Origami Ryujin 3.5 Tutorial

If you cannot find a complete tutorial that works for you, try these stepping stones:


Folding the Ryujin 3.5 is a journey. It is an endurance test that teaches you more about paper mechanics than perhaps any other model. When you finally hold that scale-covered dragon in your hands, realizing that it came from a single, uncut square of paper, the exhaustion fades away. You haven't just folded paper; you have tamed a dragon.


There are six legs (fore, mid, hind). Each leg requires:

  • Crease the grid

  • Collapse the base from the crease pattern

  • Form the head (horns, snout, mandibles, teeth) – extremely intricate

  • Shape the body scales (alternating rows of reverse folds) origami ryujin 3.5 tutorial

  • Form the 3 pairs of legs with claws

  • Shape the tail (tapered, can be curled)

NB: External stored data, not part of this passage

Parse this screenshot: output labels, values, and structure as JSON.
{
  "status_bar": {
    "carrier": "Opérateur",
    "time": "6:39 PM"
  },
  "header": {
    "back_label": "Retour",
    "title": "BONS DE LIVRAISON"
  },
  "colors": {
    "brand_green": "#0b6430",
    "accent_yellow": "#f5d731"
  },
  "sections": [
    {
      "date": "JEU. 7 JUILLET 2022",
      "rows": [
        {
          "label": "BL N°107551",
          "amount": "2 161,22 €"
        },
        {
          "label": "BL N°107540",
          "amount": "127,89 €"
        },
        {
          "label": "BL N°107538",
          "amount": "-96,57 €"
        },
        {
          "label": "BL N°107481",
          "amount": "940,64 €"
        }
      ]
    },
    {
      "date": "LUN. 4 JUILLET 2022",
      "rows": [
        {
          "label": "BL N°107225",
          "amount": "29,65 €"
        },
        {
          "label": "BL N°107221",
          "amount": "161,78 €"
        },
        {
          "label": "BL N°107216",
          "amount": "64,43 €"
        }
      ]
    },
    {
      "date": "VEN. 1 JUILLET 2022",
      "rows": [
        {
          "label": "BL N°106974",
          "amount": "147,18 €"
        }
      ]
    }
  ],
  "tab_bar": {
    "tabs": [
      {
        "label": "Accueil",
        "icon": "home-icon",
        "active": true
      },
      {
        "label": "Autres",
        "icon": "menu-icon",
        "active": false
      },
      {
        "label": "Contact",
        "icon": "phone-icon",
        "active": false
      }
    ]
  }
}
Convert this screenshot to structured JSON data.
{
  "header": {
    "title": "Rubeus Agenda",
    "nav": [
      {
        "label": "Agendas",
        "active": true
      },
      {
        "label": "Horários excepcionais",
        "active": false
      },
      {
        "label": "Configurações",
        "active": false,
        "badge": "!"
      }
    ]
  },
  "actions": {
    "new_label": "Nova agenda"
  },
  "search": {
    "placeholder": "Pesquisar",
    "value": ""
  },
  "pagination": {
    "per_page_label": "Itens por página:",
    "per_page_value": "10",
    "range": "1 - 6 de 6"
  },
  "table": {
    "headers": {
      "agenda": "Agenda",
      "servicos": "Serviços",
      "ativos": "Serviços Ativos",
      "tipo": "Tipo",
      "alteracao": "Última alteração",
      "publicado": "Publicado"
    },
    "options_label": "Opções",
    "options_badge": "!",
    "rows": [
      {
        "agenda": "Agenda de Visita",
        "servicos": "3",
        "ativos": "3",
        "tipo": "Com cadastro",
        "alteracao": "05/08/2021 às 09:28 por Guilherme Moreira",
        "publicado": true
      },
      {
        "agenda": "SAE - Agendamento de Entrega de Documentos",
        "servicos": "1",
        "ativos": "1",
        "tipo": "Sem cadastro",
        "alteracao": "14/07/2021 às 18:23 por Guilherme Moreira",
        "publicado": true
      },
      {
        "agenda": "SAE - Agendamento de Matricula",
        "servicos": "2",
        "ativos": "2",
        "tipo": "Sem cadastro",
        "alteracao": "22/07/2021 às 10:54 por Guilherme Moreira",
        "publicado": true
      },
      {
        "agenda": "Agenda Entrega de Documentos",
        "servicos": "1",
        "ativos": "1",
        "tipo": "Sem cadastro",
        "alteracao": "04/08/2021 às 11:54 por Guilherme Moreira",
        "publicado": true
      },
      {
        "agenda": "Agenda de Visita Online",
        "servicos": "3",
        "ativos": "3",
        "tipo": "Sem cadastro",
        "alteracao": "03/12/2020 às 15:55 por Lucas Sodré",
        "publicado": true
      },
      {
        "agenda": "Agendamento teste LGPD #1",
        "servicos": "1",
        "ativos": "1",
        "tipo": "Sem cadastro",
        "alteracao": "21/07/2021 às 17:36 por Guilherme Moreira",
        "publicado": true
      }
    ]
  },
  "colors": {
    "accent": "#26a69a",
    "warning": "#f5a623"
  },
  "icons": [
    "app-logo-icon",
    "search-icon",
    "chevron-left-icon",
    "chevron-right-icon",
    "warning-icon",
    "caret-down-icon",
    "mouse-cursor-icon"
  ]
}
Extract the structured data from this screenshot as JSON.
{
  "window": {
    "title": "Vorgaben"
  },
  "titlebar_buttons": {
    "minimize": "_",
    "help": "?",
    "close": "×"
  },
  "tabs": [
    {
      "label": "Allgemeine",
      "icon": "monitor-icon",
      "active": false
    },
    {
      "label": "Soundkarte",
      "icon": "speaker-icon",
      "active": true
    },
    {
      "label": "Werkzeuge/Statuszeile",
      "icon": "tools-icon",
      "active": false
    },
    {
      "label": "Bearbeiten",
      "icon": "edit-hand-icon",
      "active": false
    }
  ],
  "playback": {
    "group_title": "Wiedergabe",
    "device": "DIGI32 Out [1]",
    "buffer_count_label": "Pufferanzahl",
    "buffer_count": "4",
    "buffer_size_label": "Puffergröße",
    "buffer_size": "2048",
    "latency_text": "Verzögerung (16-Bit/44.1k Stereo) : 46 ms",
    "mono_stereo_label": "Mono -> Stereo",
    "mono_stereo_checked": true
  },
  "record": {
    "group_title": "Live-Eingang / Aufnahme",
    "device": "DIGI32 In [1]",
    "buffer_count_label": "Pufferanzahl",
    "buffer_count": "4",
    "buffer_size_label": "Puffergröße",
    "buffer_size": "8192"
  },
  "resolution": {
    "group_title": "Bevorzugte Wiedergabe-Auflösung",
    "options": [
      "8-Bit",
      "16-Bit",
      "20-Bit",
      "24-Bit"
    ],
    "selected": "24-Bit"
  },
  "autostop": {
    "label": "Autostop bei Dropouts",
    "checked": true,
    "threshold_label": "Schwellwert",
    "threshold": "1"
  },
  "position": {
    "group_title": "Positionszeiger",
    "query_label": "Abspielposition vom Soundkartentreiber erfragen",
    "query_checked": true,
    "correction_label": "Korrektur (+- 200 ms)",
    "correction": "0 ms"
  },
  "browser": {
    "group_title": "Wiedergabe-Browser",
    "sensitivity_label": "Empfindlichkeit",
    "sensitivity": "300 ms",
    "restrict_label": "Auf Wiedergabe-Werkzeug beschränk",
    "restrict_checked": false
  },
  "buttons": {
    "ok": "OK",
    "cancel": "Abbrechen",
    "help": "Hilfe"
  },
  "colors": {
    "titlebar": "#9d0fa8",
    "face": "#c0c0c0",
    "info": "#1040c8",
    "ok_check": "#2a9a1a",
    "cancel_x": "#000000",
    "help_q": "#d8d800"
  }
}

  • Final shaping – wet-shaping recommended for realism If you cannot find a complete tutorial that


  • The head requires isolating a small rectangle from the base. You will shape:

    If you attempt this with bare hands and a wet grocery bag, you will fail. For a successful Ryujin 3.5 tutorial session, you need:

    Marc has a lecture on "Folding the Impossible" where he spends 20 minutes breaking down the Ryujin CP. Folding the Ryujin 3

    You have collapsed the paper. It looks like a crumpled pile of white plastic. Now comes the shaping.

    This is where a tutorial fails you. You need to wet-shape the paper. Spritz the paper with water, mold the spine into an S-curve, spread the legs, and curl the tail. Let it dry for 24 hours. If you touch it before it dries, the scales will flatten.